Contentwise, the terrestrial globes were made using mainly maps available to Åkerman in the collections of Uppsala University Library, including by cartographers Jean-Baptiste Bourguignon d'Anville and Jacques-Nicolas Bellin. Information obtained from travelogues of recent voyages by George Anson and Charles Marie de La Condamine were also used as sources. Åkerman's first celestial globes were made with the aid of the star catalogues by John Flamsteed and Nicolas-Louis de Lacaille. Åkerman had close contacts with the members of the cosmographic society, not least Mallet, who had a more thorough scientific knowledge and helped Åkerman to produce accurate globes. The globes were made of papier-mâché, which was covered in a layer of gypsum and then polished before engraved strips were applied to form the face of the globe. The larger globes, intended to be placed on the floor, were fitted in stands made in a Rococo style, painted red and decorated with brass details. One pair, made for the Royal Swedish Academy of Sciences, was fitted to a custom-made stand by the royal cabinetmaker Lars Almgren. The smaller globes were given simpler stands.
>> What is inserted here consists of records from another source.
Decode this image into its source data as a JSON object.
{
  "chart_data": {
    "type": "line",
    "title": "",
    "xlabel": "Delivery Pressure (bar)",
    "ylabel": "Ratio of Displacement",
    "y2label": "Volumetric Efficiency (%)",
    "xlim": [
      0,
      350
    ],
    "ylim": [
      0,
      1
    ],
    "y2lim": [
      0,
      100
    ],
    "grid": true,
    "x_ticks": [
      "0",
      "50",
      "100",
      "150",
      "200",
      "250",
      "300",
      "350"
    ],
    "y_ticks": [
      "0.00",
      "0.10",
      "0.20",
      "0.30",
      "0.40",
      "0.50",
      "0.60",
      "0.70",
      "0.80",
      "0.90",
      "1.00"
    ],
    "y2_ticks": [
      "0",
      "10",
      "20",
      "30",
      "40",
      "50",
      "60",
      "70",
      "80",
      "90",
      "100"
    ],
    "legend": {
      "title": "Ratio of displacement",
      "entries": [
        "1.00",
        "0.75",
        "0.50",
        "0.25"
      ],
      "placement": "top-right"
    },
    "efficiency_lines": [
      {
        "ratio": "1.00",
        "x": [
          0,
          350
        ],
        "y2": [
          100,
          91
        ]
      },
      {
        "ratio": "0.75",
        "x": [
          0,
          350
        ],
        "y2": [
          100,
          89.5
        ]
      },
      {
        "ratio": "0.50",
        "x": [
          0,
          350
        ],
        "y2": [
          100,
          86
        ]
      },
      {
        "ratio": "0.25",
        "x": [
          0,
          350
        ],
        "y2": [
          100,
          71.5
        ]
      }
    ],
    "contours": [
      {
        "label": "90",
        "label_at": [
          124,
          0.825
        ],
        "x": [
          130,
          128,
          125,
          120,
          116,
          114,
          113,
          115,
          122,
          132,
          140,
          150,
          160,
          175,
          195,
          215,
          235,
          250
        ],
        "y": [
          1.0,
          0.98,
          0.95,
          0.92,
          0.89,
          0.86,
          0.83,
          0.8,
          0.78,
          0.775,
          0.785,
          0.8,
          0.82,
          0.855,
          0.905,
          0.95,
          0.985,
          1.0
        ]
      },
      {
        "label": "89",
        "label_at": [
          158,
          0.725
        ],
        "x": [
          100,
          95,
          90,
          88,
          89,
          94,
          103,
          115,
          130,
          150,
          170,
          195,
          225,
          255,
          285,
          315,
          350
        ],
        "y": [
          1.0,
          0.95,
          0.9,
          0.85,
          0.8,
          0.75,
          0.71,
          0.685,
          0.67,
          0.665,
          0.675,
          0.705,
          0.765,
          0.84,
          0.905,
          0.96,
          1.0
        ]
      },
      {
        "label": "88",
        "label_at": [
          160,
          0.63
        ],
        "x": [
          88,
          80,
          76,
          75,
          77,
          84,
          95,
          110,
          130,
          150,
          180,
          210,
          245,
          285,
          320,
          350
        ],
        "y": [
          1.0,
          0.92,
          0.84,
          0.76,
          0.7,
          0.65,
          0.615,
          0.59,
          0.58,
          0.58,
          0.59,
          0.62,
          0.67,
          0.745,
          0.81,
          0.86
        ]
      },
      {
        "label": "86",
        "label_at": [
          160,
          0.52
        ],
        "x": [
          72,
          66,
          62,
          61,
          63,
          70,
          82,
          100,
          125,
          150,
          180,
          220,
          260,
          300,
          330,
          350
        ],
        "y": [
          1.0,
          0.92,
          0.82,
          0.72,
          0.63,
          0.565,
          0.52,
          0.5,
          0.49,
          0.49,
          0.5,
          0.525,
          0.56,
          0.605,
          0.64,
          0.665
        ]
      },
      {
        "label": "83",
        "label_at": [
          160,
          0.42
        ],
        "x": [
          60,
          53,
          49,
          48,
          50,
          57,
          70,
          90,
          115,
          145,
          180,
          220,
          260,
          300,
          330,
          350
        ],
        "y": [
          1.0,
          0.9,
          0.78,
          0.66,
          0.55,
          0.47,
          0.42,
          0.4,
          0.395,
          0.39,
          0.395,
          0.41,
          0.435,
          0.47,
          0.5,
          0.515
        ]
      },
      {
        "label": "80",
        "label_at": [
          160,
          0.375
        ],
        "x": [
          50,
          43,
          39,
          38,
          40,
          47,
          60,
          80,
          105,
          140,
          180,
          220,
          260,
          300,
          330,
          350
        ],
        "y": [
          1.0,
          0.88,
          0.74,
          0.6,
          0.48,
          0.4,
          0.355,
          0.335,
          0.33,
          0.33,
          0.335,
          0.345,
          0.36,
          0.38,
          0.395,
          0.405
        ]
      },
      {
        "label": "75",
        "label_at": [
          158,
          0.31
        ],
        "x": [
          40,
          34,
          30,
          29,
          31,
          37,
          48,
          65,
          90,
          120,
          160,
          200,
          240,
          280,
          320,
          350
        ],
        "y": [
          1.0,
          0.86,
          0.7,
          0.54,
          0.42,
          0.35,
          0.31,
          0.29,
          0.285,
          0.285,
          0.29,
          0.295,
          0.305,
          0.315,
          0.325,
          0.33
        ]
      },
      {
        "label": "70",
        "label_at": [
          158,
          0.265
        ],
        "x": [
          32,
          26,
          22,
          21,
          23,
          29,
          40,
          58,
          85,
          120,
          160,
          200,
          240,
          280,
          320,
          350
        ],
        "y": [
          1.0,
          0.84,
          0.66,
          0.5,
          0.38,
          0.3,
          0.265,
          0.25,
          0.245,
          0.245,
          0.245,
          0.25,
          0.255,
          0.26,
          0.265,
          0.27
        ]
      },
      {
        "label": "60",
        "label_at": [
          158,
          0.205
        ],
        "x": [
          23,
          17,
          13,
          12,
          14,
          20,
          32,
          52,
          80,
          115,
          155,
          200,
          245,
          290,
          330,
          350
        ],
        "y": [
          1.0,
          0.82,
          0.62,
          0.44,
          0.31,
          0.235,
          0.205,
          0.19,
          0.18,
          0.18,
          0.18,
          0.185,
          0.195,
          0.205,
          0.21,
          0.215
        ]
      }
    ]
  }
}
Åkerman sold globes directly from his workshop; they were also sold through the university in Uppsala, and the office of the Royal Swedish Academy of Sciences in Stockholm. Most were sold on the domestic market. One pair was given as gifts by the Academy of Sciences to the French Academy of Sciences; another three pairs were bought by the Russian Academy of Sciences and shipped to Saint Petersburg in 1771. Globes by Åkerman also found their way to University of Rostock, Märkisches Museum and Forschungsbibliothek Gotha, all in Germany. In Sweden, at least 125 individual globes were noted as still extant in 1968, both in public institutions and private collections.